И она помнила бесчисленные жизни: миллионы первых дней в школе, миллионы первых поцелуев, миллионы переходов на новую работу и миллионы мечтаний о лучшем завтра.
Да, были и неприятные воспоминания, но ей подумалось — им всем подумалось — что ни к чему увеличивать их число. Ведь насколько лучше делиться радостными, позитивными, счастливыми воспоминаниями — и лучшим способом сделать так, чтобы новые, сформировавшиеся начиная с этого момента воспоминания были именно такими, было помогать, а не вредить, делиться, а не прятать, поддерживать, а не унижать, и, конечно же, любить, а не ненавидеть.
— Господин министр? — сказал адъютант, входя в конференц-зал на борту «Птеранодона».
— Да? — ответил Питер Муленберг.
— Мы заняли позицию над Пирл-Харбором и теперь описываем круги. Командир экипажа приглашает вас в кабину. Говорит, вид будет просто потрясающий.
Муленберг поднялся с крутящегося кресла, обошёл длинный стол и вышел в коридор. Он поднялся по лестнице на верхний ярус, вошёл в кабину и встал, положив одну руку на спинку кресла командира, а вторую — на спинку кресла второго пилота.
Небо светлело. С огромной высоты он смотрел, как солнце взбирается из-за плавно изгибающегося океанского горизонта, проливая цвет, тепло и свет на всё вокруг.

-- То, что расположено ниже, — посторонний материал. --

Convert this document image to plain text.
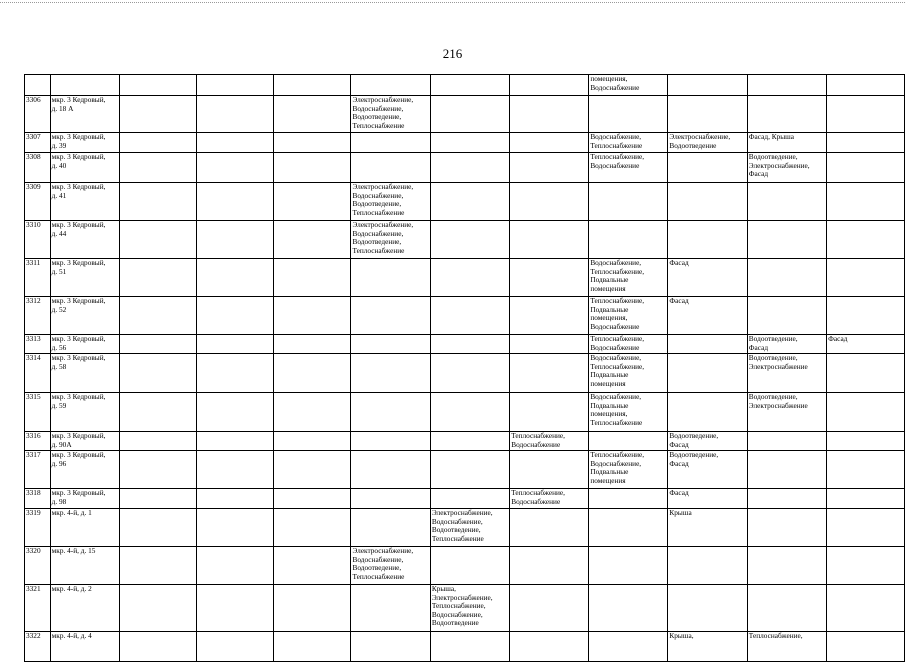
216
								помещения,
Водоснабжение			
3306	мкр. 3 Кедровый,
д. 18 А				Электроснабжение,
Водоснабжение,
Водоотведение,
Теплоснабжение						
3307	мкр. 3 Кедровый,
д. 39							Водоснабжение,
Теплоснабжение	Электроснабжение,
Водоотведение	Фасад, Крыша	
3308	мкр. 3 Кедровый,
д. 40							Теплоснабжение,
Водоснабжение		Водоотведение,
Электроснабжение,
Фасад	
3309	мкр. 3 Кедровый,
д. 41				Электроснабжение,
Водоснабжение,
Водоотведение,
Теплоснабжение						
3310	мкр. 3 Кедровый,
д. 44				Электроснабжение,
Водоснабжение,
Водоотведение,
Теплоснабжение						
3311	мкр. 3 Кедровый,
д. 51							Водоснабжение,
Теплоснабжение,
Подвальные
помещения	Фасад		
3312	мкр. 3 Кедровый,
д. 52							Теплоснабжение,
Подвальные
помещения,
Водоснабжение	Фасад		
3313	мкр. 3 Кедровый,
д. 56							Теплоснабжение,
Водоснабжение		Водоотведение,
Фасад	Фасад
3314	мкр. 3 Кедровый,
д. 58							Водоснабжение,
Теплоснабжение,
Подвальные
помещения		Водоотведение,
Электроснабжение	
3315	мкр. 3 Кедровый,
д. 59							Водоснабжение,
Подвальные
помещения,
Теплоснабжение		Водоотведение,
Электроснабжение	
3316	мкр. 3 Кедровый,
д. 90А						Теплоснабжение,
Водоснабжение		Водоотведение,
Фасад		
3317	мкр. 3 Кедровый,
д. 96							Теплоснабжение,
Водоснабжение,
Подвальные
помещения	Водоотведение,
Фасад		
3318	мкр. 3 Кедровый,
д. 98						Теплоснабжение,
Водоснабжение		Фасад		
3319	мкр. 4-й, д. 1					Электроснабжение,
Водоснабжение,
Водоотведение,
Теплоснабжение			Крыша		
3320	мкр. 4-й, д. 15				Электроснабжение,
Водоснабжение,
Водоотведение,
Теплоснабжение						
3321	мкр. 4-й, д. 2					Крыша,
Электроснабжение,
Теплоснабжение,
Водоснабжение,
Водоотведение					
3322	мкр. 4-й, д. 4								Крыша,	Теплоснабжение,	
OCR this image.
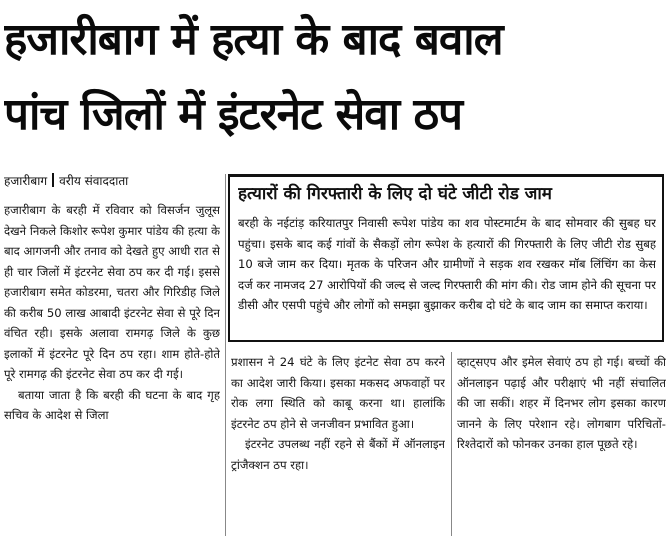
हजारीबाग में हत्या के बाद बवाल
पांच जिलों में इंटरनेट सेवा ठप
हजारीबाग वरीय संवाददाता

हजारीबाग के बरही में रविवार को विसर्जन जुलूस देखने निकले किशोर रूपेश कुमार पांडेय की हत्या के बाद आगजनी और तनाव को देखते हुए आधी रात से ही चार जिलों में इंटरनेट सेवा ठप कर दी गई। इससे हजारीबाग समेत कोडरमा, चतरा और गिरिडीह जिले की करीब 50 लाख आबादी इंटरनेट सेवा से पूरे दिन वंचित रही। इसके अलावा रामगढ़ जिले के कुछ इलाकों में इंटरनेट पूरे दिन ठप रहा। शाम होते-होते पूरे रामगढ़ की इंटरनेट सेवा ठप कर दी गई।

बताया जाता है कि बरही की घटना के बाद गृह सचिव के आदेश से जिला

हत्यारों की गिरफ्तारी के लिए दो घंटे जीटी रोड जाम
बरही के नईटांड़ करियातपुर निवासी रूपेश पांडेय का शव पोस्टमार्टम के बाद सोमवार की सुबह घर पहुंचा। इसके बाद कई गांवों के सैकड़ों लोग रूपेश के हत्यारों की गिरफ्तारी के लिए जीटी रोड सुबह 10 बजे जाम कर दिया। मृतक के परिजन और ग्रामीणों ने सड़क शव रखकर मॉब लिंचिंग का केस दर्ज कर नामजद 27 आरोपियों की जल्द से जल्द गिरफ्तारी की मांग की। रोड जाम होने की सूचना पर डीसी और एसपी पहुंचे और लोगों को समझा बुझाकर करीब दो घंटे के बाद जाम का समाप्त कराया।

प्रशासन ने 24 घंटे के लिए इंटनेट सेवा ठप करने का आदेश जारी किया। इसका मकसद अफवाहों पर रोक लगा स्थिति को काबू करना था। हालांकि इंटरनेट ठप होने से जनजीवन प्रभावित हुआ।

इंटरनेट उपलब्ध नहीं रहने से बैंकों में ऑनलाइन ट्रांजैक्शन ठप रहा।

व्हाट्सएप और इमेल सेवाएं ठप हो गई। बच्चों की ऑनलाइन पढ़ाई और परीक्षाएं भी नहीं संचालित की जा सकीं। शहर में दिनभर लोग इसका कारण जानने के लिए परेशान रहे। लोगबाग परिचितों-रिश्तेदारों को फोनकर उनका हाल पूछते रहे।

— Прекрасно, — сказал Муленберг, когда насмотрелся вдоволь. — Спасибо.
— Не за что, — ответил командир. — Отличный день для операции, не правда ли?
Министр обороны ответил:
— Я отменяю операцию «Встречный удар».
— Но сэр! — воскликнул штурман, который не смотрел в окно и не видел ещё зари, не видел света. — Президент сказал, что вы должны её выполнить несмотря ни на что.
Муленберг покачал головой.
— Как сказал бы мой сын, «Давайте не будем, а скажем, что сделали».
— Питер, — сказал командир, поворачиваясь к нему вместе с креслом, — у тебя же нет сына.